Samsung Electronics Co Ltd unveiled two new mid-tier handsets with a premium design as it prepared to deliver a riposte to its low-priced Chinese rivals and reclaim its title as the top brand in the world's biggest smartphone market.
The Galaxy A3 and Galaxy A5 will be Samsung's first devices to feature fully metal bodies and its thinnest smartphones to date. In size, they are comparable to those of the top-of-the-line Galaxy S5 , though of lesser screen resolution quality.
Samsung said on Friday that it will start selling the Galaxy A3 and A5 in China sometime in November. It classified them as mid-tier, and said they will be launched in other "select markets", without disclosing the pricing.

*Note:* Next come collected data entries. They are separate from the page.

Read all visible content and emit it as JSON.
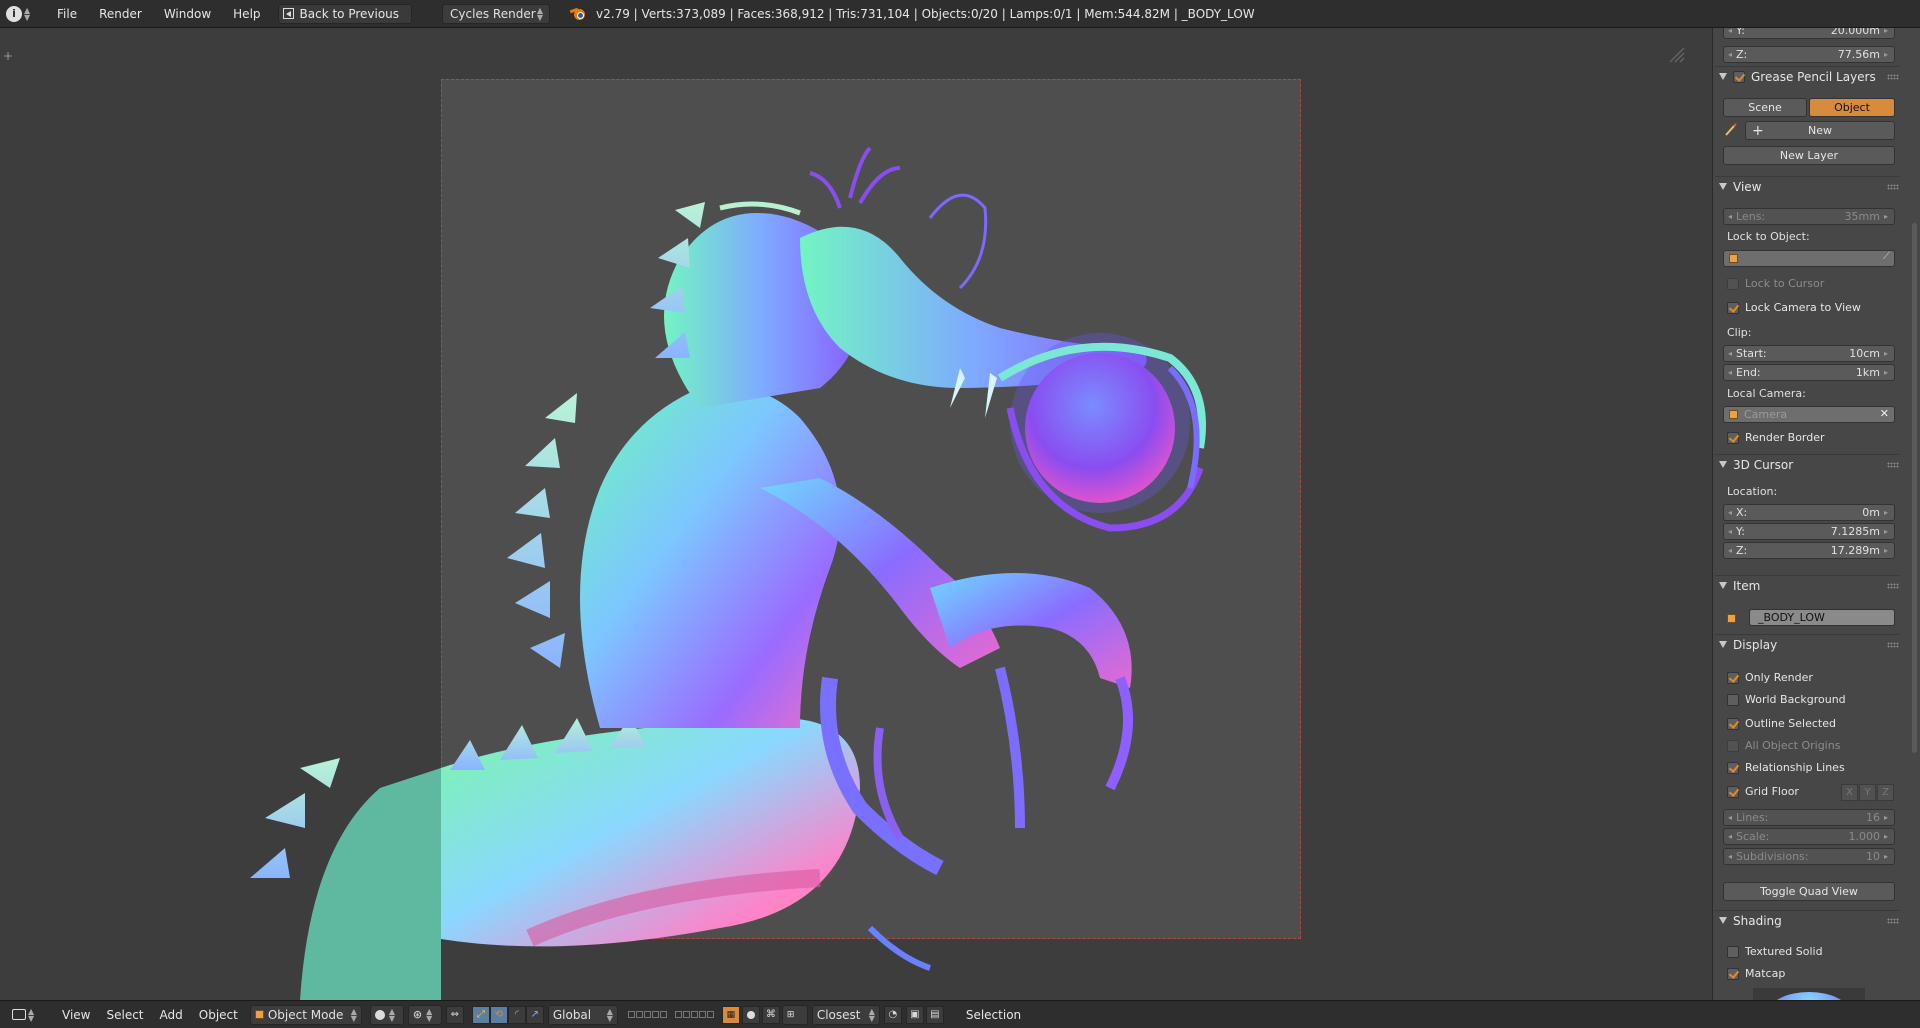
{
  "topbar": {
    "menu": [
      "File",
      "Render",
      "Window",
      "Help"
    ],
    "back_label": "Back to Previous",
    "render_engine": "Cycles Render",
    "stats": "v2.79 | Verts:373,089 | Faces:368,912 | Tris:731,104 | Objects:0/20 | Lamps:0/1 | Mem:544.82M | _BODY_LOW"
  },
  "npanel": {
    "partial_y_label": "Y:",
    "partial_y_value": "20.000m",
    "z_label": "Z:",
    "z_value": "77.56m",
    "grease": {
      "title": "Grease Pencil Layers",
      "scene_tab": "Scene",
      "object_tab": "Object",
      "new_label": "New",
      "new_layer_label": "New Layer"
    },
    "view": {
      "title": "View",
      "lens_label": "Lens:",
      "lens_value": "35mm",
      "lock_to_object_label": "Lock to Object:",
      "lock_to_cursor_label": "Lock to Cursor",
      "lock_camera_label": "Lock Camera to View",
      "clip_label": "Clip:",
      "start_label": "Start:",
      "start_value": "10cm",
      "end_label": "End:",
      "end_value": "1km",
      "local_camera_label": "Local Camera:",
      "local_camera_placeholder": "Camera",
      "render_border_label": "Render Border"
    },
    "cursor": {
      "title": "3D Cursor",
      "location_label": "Location:",
      "x_label": "X:",
      "x_value": "0m",
      "y_label": "Y:",
      "y_value": "7.1285m",
      "z_label": "Z:",
      "z_value": "17.289m"
    },
    "item": {
      "title": "Item",
      "name": "_BODY_LOW"
    },
    "display": {
      "title": "Display",
      "only_render": "Only Render",
      "world_background": "World Background",
      "outline_selected": "Outline Selected",
      "all_object_origins": "All Object Origins",
      "relationship_lines": "Relationship Lines",
      "grid_floor": "Grid Floor",
      "axis_x": "X",
      "axis_y": "Y",
      "axis_z": "Z",
      "lines_label": "Lines:",
      "lines_value": "16",
      "scale_label": "Scale:",
      "scale_value": "1.000",
      "subdivisions_label": "Subdivisions:",
      "subdivisions_value": "10",
      "toggle_quad_view": "Toggle Quad View"
    },
    "shading": {
      "title": "Shading",
      "textured_solid": "Textured Solid",
      "matcap": "Matcap"
    }
  },
  "bottombar": {
    "menu": [
      "View",
      "Select",
      "Add",
      "Object"
    ],
    "mode": "Object Mode",
    "orientation": "Global",
    "snap_target": "Closest",
    "selection_label": "Selection"
  },
  "colors": {
    "accent": "#d88b3c",
    "camera_border": "#b5463f",
    "header_bg": "#2e2e2e",
    "panel_bg": "#474747",
    "viewport_bg": "#3d3d3d"
  }
}
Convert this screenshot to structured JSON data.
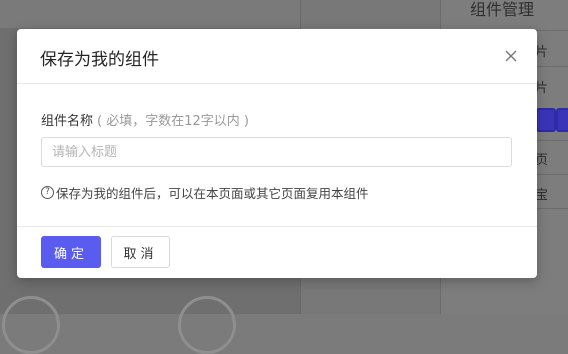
{
  "background": {
    "panel_title": "组件管理",
    "rows": [
      "片",
      "片",
      "页",
      "宝"
    ]
  },
  "modal": {
    "title": "保存为我的组件",
    "close_icon": "close-icon",
    "field_label": "组件名称",
    "field_hint": "( 必填，字数在12字以内 )",
    "input_placeholder": "请输入标题",
    "input_value": "",
    "help_icon_glyph": "?",
    "help_text": "保存为我的组件后，可以在本页面或其它页面复用本组件",
    "confirm_label": "确定",
    "cancel_label": "取消"
  },
  "colors": {
    "primary": "#5a5cf0",
    "overlay": "#7b7b7b"
  }
}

The announcement, combined with hopes for an earnings recovery and bigger dividends, pushed Samsung's shares to a two-month high in Seoul in midday trade on Friday.

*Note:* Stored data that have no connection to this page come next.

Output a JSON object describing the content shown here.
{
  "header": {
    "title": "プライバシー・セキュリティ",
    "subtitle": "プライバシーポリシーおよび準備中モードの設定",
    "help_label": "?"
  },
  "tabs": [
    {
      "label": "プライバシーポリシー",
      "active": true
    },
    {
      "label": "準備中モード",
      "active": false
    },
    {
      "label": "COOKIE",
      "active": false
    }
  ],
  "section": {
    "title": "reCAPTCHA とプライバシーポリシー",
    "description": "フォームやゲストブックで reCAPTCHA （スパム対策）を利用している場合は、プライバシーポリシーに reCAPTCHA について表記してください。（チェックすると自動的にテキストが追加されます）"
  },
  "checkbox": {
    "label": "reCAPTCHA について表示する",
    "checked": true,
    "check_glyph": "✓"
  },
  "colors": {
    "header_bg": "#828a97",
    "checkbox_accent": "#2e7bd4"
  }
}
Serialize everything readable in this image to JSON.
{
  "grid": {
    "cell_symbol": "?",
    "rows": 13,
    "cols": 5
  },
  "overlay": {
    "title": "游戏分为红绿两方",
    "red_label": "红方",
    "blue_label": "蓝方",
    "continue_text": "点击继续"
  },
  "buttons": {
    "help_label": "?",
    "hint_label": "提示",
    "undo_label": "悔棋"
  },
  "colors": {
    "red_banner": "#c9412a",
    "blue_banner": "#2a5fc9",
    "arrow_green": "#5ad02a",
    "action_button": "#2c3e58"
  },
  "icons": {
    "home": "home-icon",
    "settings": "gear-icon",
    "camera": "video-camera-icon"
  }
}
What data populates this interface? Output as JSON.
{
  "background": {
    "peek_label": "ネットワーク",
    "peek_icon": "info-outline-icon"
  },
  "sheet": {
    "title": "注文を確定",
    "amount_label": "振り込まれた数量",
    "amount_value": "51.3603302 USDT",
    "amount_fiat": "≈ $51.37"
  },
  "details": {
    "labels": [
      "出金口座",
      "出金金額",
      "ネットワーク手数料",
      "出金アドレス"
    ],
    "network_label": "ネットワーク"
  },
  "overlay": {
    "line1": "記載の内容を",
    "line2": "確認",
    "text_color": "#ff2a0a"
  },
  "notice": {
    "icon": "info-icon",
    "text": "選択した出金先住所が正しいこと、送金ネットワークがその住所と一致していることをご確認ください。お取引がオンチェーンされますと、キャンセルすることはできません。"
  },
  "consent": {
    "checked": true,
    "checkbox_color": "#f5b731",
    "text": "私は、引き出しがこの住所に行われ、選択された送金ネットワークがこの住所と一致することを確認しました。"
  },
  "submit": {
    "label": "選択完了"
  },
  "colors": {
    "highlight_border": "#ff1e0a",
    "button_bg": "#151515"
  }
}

The news comes a day after Samsung reported its worst quarterly operating profit in more than three years. Earnings from its handset division slumped 73.9 percent from a year earlier.
The company said its responses to "rapid shifts in the competitive landscape" were not quick enough. It vowed to revamp its offerings.

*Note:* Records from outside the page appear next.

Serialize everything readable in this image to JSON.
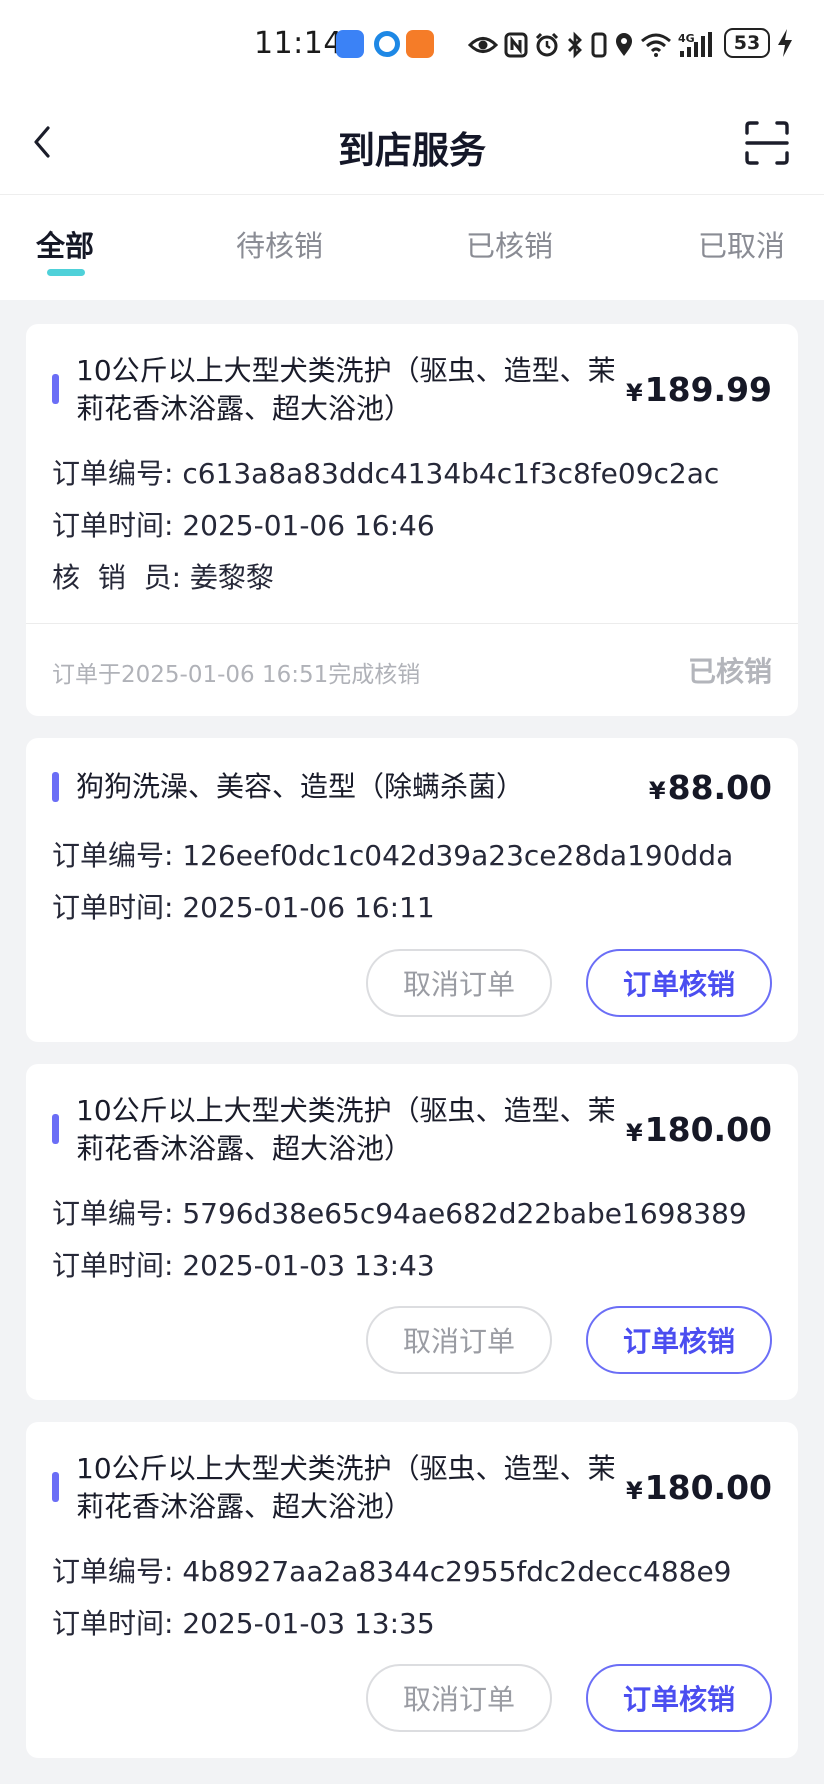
{
  "status_bar": {
    "time": "11:14",
    "battery": "53",
    "icons": [
      "usb-app-icon",
      "browser-app-icon",
      "shop-app-icon",
      "eye-icon",
      "nfc-icon",
      "alarm-icon",
      "bluetooth-icon",
      "vibrate-icon",
      "location-icon",
      "wifi-icon",
      "signal-4g-icon",
      "battery-icon",
      "charging-icon"
    ]
  },
  "header": {
    "title": "到店服务"
  },
  "tabs": [
    {
      "label": "全部"
    },
    {
      "label": "待核销"
    },
    {
      "label": "已核销"
    },
    {
      "label": "已取消"
    }
  ],
  "orders": [
    {
      "title": "10公斤以上大型犬类洗护（驱虫、造型、茉莉花香沐浴露、超大浴池）",
      "price_symbol": "¥",
      "price": "189.99",
      "order_no": "订单编号: c613a8a83ddc4134b4c1f3c8fe09c2ac",
      "order_time": "订单时间: 2025-01-06 16:46",
      "verifier": "核  销  员: 姜黎黎",
      "done_note": "订单于2025-01-06 16:51完成核销",
      "status": "已核销"
    },
    {
      "title": "狗狗洗澡、美容、造型（除螨杀菌）",
      "price_symbol": "¥",
      "price": "88.00",
      "order_no": "订单编号: 126eef0dc1c042d39a23ce28da190dda",
      "order_time": "订单时间: 2025-01-06 16:11",
      "cancel_label": "取消订单",
      "verify_label": "订单核销"
    },
    {
      "title": "10公斤以上大型犬类洗护（驱虫、造型、茉莉花香沐浴露、超大浴池）",
      "price_symbol": "¥",
      "price": "180.00",
      "order_no": "订单编号: 5796d38e65c94ae682d22babe1698389",
      "order_time": "订单时间: 2025-01-03 13:43",
      "cancel_label": "取消订单",
      "verify_label": "订单核销"
    },
    {
      "title": "10公斤以上大型犬类洗护（驱虫、造型、茉莉花香沐浴露、超大浴池）",
      "price_symbol": "¥",
      "price": "180.00",
      "order_no": "订单编号: 4b8927aa2a8344c2955fdc2decc488e9",
      "order_time": "订单时间: 2025-01-03 13:35",
      "cancel_label": "取消订单",
      "verify_label": "订单核销"
    }
  ],
  "colors": {
    "accent": "#6b6ef6",
    "tab_indicator": "#4fd1d9",
    "background": "#f2f3f5"
  }
}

"For our mid to low-end smartphones we will enhance product competitiveness by differentiating our displays and materials as well as upgrading camera functionality," Senior Vice President Kim Hyun-joon told analysts on Thursday.
The world's smartphone leader is regrouping as it lost market share in annual terms for the third straight quarter in July-September, according to Strategy Analytics.
It has been beaten by Apple Inc's iPhones in the premium segment and undercut by Chinese rivals like Lenovo Group Ltd and Xiaomi Inc at the bottom end.
Samsung will likely accept lower margins going forward to preserve market share and growth volume, analysts said. But most do not expect a firm recovery until mid-2015 at the earliest.
"A lineup change is a costly process, just like re-doing your home interior design," said KTB Investment analyst Jin Sung-hye.